Neben der Beschattung von Arbeitsplätzen können ggf. Ventilatoren für eine Luftkühlung oder künstliche Luftbewegungen hilfreich sein. Fahrerkabinen von Baumaschinen und Fahrzeugen sollten möglichst klimatisiert sein. Ebenso sollte darauf geachtet werden, zusätzliche (technische) Wärmequellen zu vermeiden.

Weitere Möglichkeiten sind Arbeitszeitverlagerungen in die Tagesrandzeiten bzw. Arbeitszeiten zu verkürzen. Auch körperlich schwere Arbeiten sollten möglichst reduziert werden. Zudem sind häufigere Pausen notwendig.

Es reicht an Hitzetagen und insbesondere bei körperlicher Anstrengung nicht aus, erst dann zu trinken, wenn das Durstgefühl auftritt. Daher sollten unter derartigen Bedingungen mehrere Trinkpausen pro Stunde gegebenenfalls explizit geplant und vorgegeben werden, um eine ausreichende Flüssigkeitsaufnahme der Beschäftigten zu gewährleisten.

Die einfachste Maßnahme ist, die direkte Sonnenstrahlung zu meiden. Dies ist auf dem Bau natürlich leichter gesagt als getan.

Den Außentemperaturen angemessene Pausen sowie das ausreichende Trinken (ca. 2,5 Liter am Tag; Mineralwasser oder Fruchtschorle - kein Alkohol) helfen dem Körper mit der Belastung besser umzugehen.

Mund-Nasen-Schutz stellt einen zusätzlichen Widerstand für die Atemmuskeln und somit eine Erhöhung der körperlichen Belastung dar.
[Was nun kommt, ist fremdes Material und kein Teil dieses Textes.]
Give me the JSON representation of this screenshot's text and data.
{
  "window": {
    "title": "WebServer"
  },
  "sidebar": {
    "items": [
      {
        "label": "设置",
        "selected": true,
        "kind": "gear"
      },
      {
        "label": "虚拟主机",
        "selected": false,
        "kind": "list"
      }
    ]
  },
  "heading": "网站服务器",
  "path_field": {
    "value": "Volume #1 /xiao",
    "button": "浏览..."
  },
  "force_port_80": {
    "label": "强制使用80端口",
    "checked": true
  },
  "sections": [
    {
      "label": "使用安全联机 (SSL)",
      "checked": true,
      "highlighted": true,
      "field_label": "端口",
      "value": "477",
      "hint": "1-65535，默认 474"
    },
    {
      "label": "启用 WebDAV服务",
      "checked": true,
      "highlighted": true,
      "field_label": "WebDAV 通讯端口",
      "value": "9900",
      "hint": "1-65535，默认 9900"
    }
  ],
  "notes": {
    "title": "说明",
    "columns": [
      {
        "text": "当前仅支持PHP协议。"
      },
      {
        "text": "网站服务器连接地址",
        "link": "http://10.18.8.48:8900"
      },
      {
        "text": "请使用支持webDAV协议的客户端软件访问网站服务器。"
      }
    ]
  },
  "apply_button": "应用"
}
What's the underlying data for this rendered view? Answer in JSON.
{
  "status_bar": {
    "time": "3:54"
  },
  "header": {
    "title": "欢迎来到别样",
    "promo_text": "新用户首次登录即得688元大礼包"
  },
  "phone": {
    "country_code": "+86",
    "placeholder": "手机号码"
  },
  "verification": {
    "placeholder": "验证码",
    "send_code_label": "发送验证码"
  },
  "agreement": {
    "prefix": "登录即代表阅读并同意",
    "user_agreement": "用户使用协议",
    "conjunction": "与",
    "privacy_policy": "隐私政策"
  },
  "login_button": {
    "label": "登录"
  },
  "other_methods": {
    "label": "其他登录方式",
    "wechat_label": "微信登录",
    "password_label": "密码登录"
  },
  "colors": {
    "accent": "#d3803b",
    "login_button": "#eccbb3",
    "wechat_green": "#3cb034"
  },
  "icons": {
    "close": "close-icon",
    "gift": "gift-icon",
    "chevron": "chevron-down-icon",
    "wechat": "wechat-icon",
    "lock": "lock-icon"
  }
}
Zudem kann es zu einer schnelleren Durchfeuchtung der Masken durch vermehrtes Schwitzen kommen, wodurch der Atemwiderstand zusätzlich erhöht wird. Zusätzlich entstehen durch die Feuchtigkeit bessere Lebensbedingungen für Viren.

Weiterhin können Mund-Nasen-Bedeckungen das Erkennen von Anzeichen von Hitzeerkrankungen bei Kolleginnen und Kollegen (z. B. veränderte Gesichtsfarbe, verwaschene Sprache) erschweren.

Weitere Anzeichen und Erste-Hilfe-Maßnahmen bei Hitzeerkrankungen zeigt die „Erste-Hilfe-Rettungskarte Akute Hitzeerkrankungen“ auf.